Marco Rubio has captured a powerful role as President Trump’s national security advisor while also serving as secretary of state – and there are indications he could hold both jobs indefinitely.
‘I could see a scenario where it’s permanent,’ a senior White House official told the Daily Mail, hours after Trump stunned Washington by pushing out Mike Waltz on his 101st day in office.
The president announced the move Thursday after news broke that Waltz, who was central to the ‘Signalgate’ fiasco, was his nominee to be ambassador to the UN.
Trump described it publicly as a temporary move.
‘In the interim, Secretary of State Marco Rubio will serve as National Security Advisor, while continuing his strong leadership at the State Department. Together, we will continue to fight tirelessly to Make America, and the World, SAFE AGAIN,’ Trump wrote in a Truth Social post where he announced Waltz’s move.
But ‘interim’ can have a flexible meaning in the Trump White House. Former White House Chief of Staff Mick Mulvaney served as Trump’s ‘acting’ chief of staff for more than a year in the first term.
Rubio has been flashing signs of confidence at the White House this week. During a a National Day of Prayer event at the Rose Garden that lasted more than an hour, Rubio got up at one point to speak to Staff Secretary Will Scharf, who reads out Trump proclamations during order signings.
A day earlier during a televised cabinet meeting that ran for two hours, Rubio joked comfortably at the expense of HHS Secretary Robert F. Kennedy, Jr. when he spoke about eating Tootsie Rolls.

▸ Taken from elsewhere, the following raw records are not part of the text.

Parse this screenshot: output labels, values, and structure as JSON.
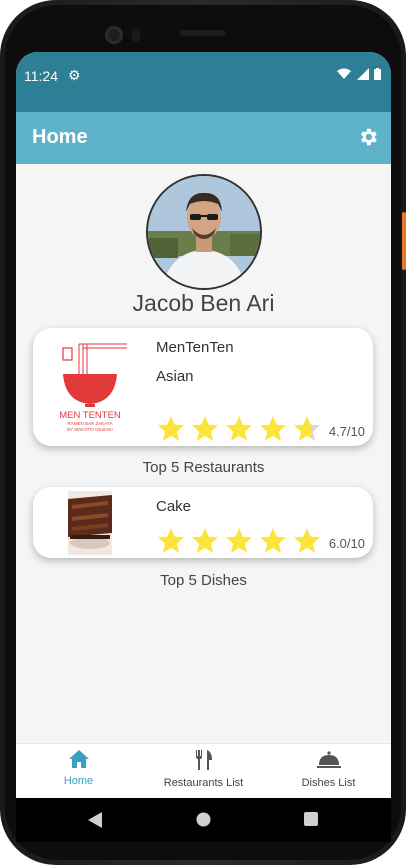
{
  "status_bar": {
    "time": "11:24",
    "settings_icon": "gear-icon",
    "icons": [
      "wifi-icon",
      "signal-icon",
      "battery-icon"
    ]
  },
  "app_bar": {
    "title": "Home",
    "settings_icon": "gear-icon"
  },
  "profile": {
    "name": "Jacob Ben Ari"
  },
  "top_restaurant": {
    "logo_text": "MEN TENTEN",
    "logo_subtext": "RAMEN BAR ZAKAYA",
    "logo_tagline": "BY MAKOTO OKIZAKI",
    "name": "MenTenTen",
    "cuisine": "Asian",
    "stars": 4.7,
    "rating": "4.7/10"
  },
  "top_restaurants_label": "Top 5 Restaurants",
  "top_dish": {
    "name": "Cake",
    "stars": 5,
    "rating": "6.0/10"
  },
  "top_dishes_label": "Top 5 Dishes",
  "bottom_nav": {
    "items": [
      {
        "label": "Home",
        "icon": "home-icon",
        "active": true
      },
      {
        "label": "Restaurants List",
        "icon": "fork-knife-icon",
        "active": false
      },
      {
        "label": "Dishes List",
        "icon": "cloche-icon",
        "active": false
      }
    ]
  },
  "colors": {
    "status_bar": "#2d7f95",
    "app_bar": "#5fb3c9",
    "accent": "#3a9fc0",
    "star_filled": "#fce43b",
    "star_empty": "#d8d8d8",
    "logo_red": "#e23a3a"
  }
}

Secretary of State Marco Rubio is now serving as Donald Trump’s national security advisor, a role he could hold on a ‘permanent’ basis, a senior administration official said
Later, he spoke forcefully when asked if there were talks to return Kilmar Abrego Garcia, the migrant from El Salvador sent in error to a notorious prison in that country.
‘The conduct of our foreign policy belongs to the President of the United States and the executive branch, not some judge,’ he said.
So we will conduct foreign policy appropriately, if we need to. But I’ll never discuss it,’ he added. ‘And no one will ever make us discuss it, because that’s how foreign policy works.’

Henry Kissinger held both roles under President Richard Nixon
Trump, who battled Rubio in the 2016 Republican primaries and used to mock him as ‘Little Marco,’ has clearly won him over. He became a Trump loyalist in the Senate, and has avoided the path of prior secretaries of state who were identified as centers of resistance to some of his policies.
He has publicly gotten behind Trump’s stunning proposal to take ownership of war-torn Gaza and turn it into a travel destination, and has found ways to skate through controversy over Trump positions like making Canada the 51st U.S. State.
‘I think the President has stated repeatedly he thinks Canada would be better off as a state,’ Rubio told NBC’s ‘Meet the Press’ on Sunday.
Now, he has become Trump’s Mr. Fix It, also holding the title of acting head of the U.S. Agency for International Development after Trump dismantled the agency and as acting Archivist.
Rubio is following the path of Henry Kissinger, who was national security advisor while also serving as secretary of state for Richard Nixon. Condoleezza Rice held both roles under George W. Bush, but not at the same time.
The group Citizens for Responsible Ethics in Washington said it was ‘a problem’ when Rubio held just three jobs. For example, there could be concerns about destruction of records amid the sudden move to take apart U.S.A.I.D. The National Archives and Records Administration tracks any such offenses and is charged with referring them to DOJ.

Rubio has backed Trump initiatives on Gaza and other controversial proposals
‘How can he be both the administrator of an agency that may be failing to follow the Federal Records Act be the nation’s archivist, responsible for ensuring that agencies follow that very law?’ CREW asked in March.
NBC News reported that Rubio has been at Mar-a-Lago about every other week, retaining close proximity to Trump during his second term.